In 1921, Samuel Gati established Sljeme with the first shop at 12 Medulićeva Street in Zagreb. Gati was an Austro-Hungarian master malletier with over two decades of experience. In Zagreb, he began production of top-quality high-fashion trunks, car trunks, bags, gloves, and accessories under the name Sljeme. The company soon became famous for its excellent craftsmanship. They started exporting throughout Europe and took part in numerous exhibitions, such as the 1937 Paris Exhibition. Eventually, a store was opened at 26 Ilica Street, Zagreb's busiest street. Expansion continued, and a store opened in Belgrade at 2 Poenkarova Street, in the heart of the city. It soon grabbed the attention of the royal family, with Princess Olga of Greece and Denmark becoming a regular customer. In 1931 Sljeme became a Royal Warrant Holder of the Yugoslav court. At the beginning of World War II, a new store was opened in Zagreb's main square, 1, Ban Jelačić Square.

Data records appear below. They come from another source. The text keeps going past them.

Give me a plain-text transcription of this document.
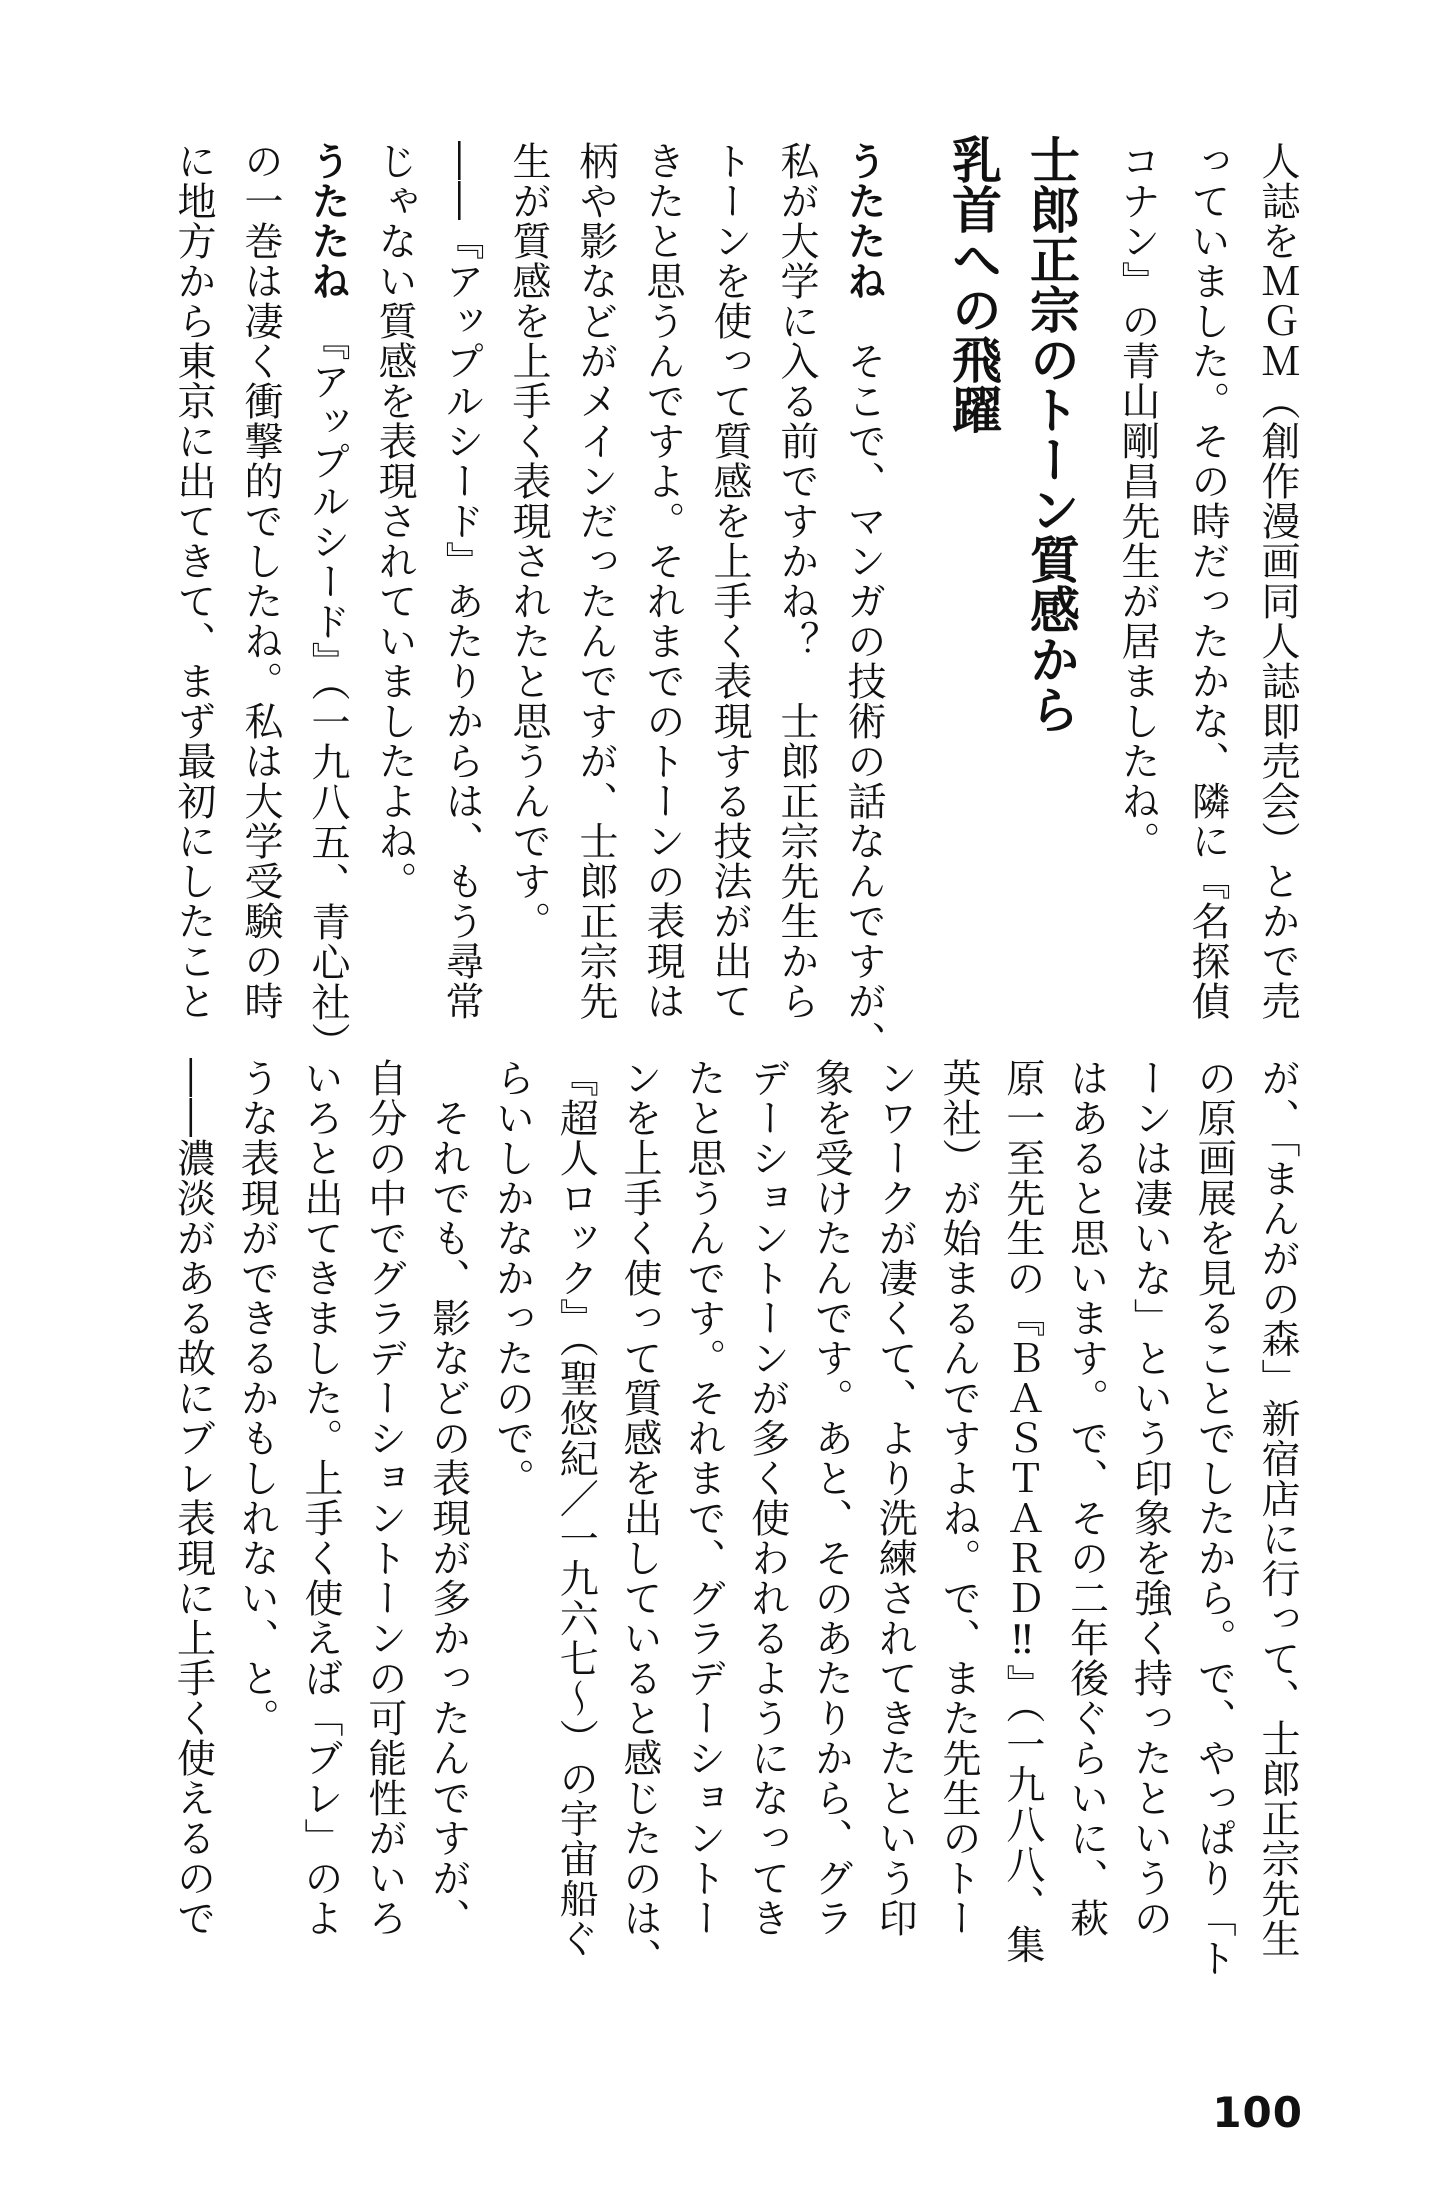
人誌をＭＧＭ（創作漫画同人誌即売会）とかで売
っていました。その時だったかな、隣に『名探偵
コナン』の青山剛昌先生が居ましたね。
士郎正宗のトーン質感から
乳首への飛躍
うたたね　そこで、マンガの技術の話なんですが、
私が大学に入る前ですかね？　士郎正宗先生から
トーンを使って質感を上手く表現する技法が出て
きたと思うんですよ。それまでのトーンの表現は
柄や影などがメインだったんですが、士郎正宗先
生が質感を上手く表現されたと思うんです。
――『アップルシード』あたりからは、もう尋常
じゃない質感を表現されていましたよね。
うたたね　『アップルシード』（一九八五、青心社）
の一巻は凄く衝撃的でしたね。私は大学受験の時
に地方から東京に出てきて、まず最初にしたこと
が、「まんがの森」新宿店に行って、士郎正宗先生
の原画展を見ることでしたから。で、やっぱり「ト
ーンは凄いな」という印象を強く持ったというの
はあると思います。で、その二年後ぐらいに、萩
原一至先生の『ＢＡＳＴＡＲＤ‼』（一九八八、集
英社）が始まるんですよね。で、また先生のトー
ンワークが凄くて、より洗練されてきたという印
象を受けたんです。あと、そのあたりから、グラ
デーショントーンが多く使われるようになってき
たと思うんです。それまで、グラデーショントー
ンを上手く使って質感を出していると感じたのは、
『超人ロック』（聖悠紀／一九六七〜）の宇宙船ぐ
らいしかなかったので。
　それでも、影などの表現が多かったんですが、
自分の中でグラデーショントーンの可能性がいろ
いろと出てきました。上手く使えば「ブレ」のよ
うな表現ができるかもしれない、と。
――濃淡がある故にブレ表現に上手く使えるので
100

After World War II, communists came to power in Croatia and nationalized private companies, including Sljeme. Because the company manufactured "bourgeois" luxury goods and supplied them to the royal family, it was considered to be "politically incorrect." Its name was forcibly changed to "Partizansko Sljeme" to celebrate the Yugoslav Partisans. By the end of the 1960s, Sljeme was merged with another leather goods manufacturer in Zagreb and was discontinued as a brand. In 2012, Sljeme was revived; the company's history was recently put on display as an exhibit at the Zagreb City Museum.

Sljeme ad

==Samuel Gati==
Samuel Gati, Sljeme's founder, was an Austro-Hungarian Jew born in 1887 in Szigetvár. After his apprenticeship to become a malletier in Budapest, he moved to Pécs in 1915 and founded a trunk-making company. He married Elisabeth Sečan of Nagykanizsa and their daughter, Magdalena Gati, was born in 1917. In 1920, after World War I and maybe because of the Hungarian White Terror, the family moved to Zagreb. The following year, Samuel Gati continued his trunk-making business with his newly founded company, Sljeme. When World War II started and after the Independent State of Croatia was formed, Jews were persecuted by anti-Semitic legislation (The Holocaust in Croatia). Samuel Gati was no exception: he was arrested and detained first at Crikvenica and then Kraljevica and was later moved to the Rab concentration camp, all under the rule of Fascist Italy. Later, after the surrender of Italy, Gati was transferred to Birkenau concentration camp under Nazi control, where he was murdered in the camp's gas chamber in 1944.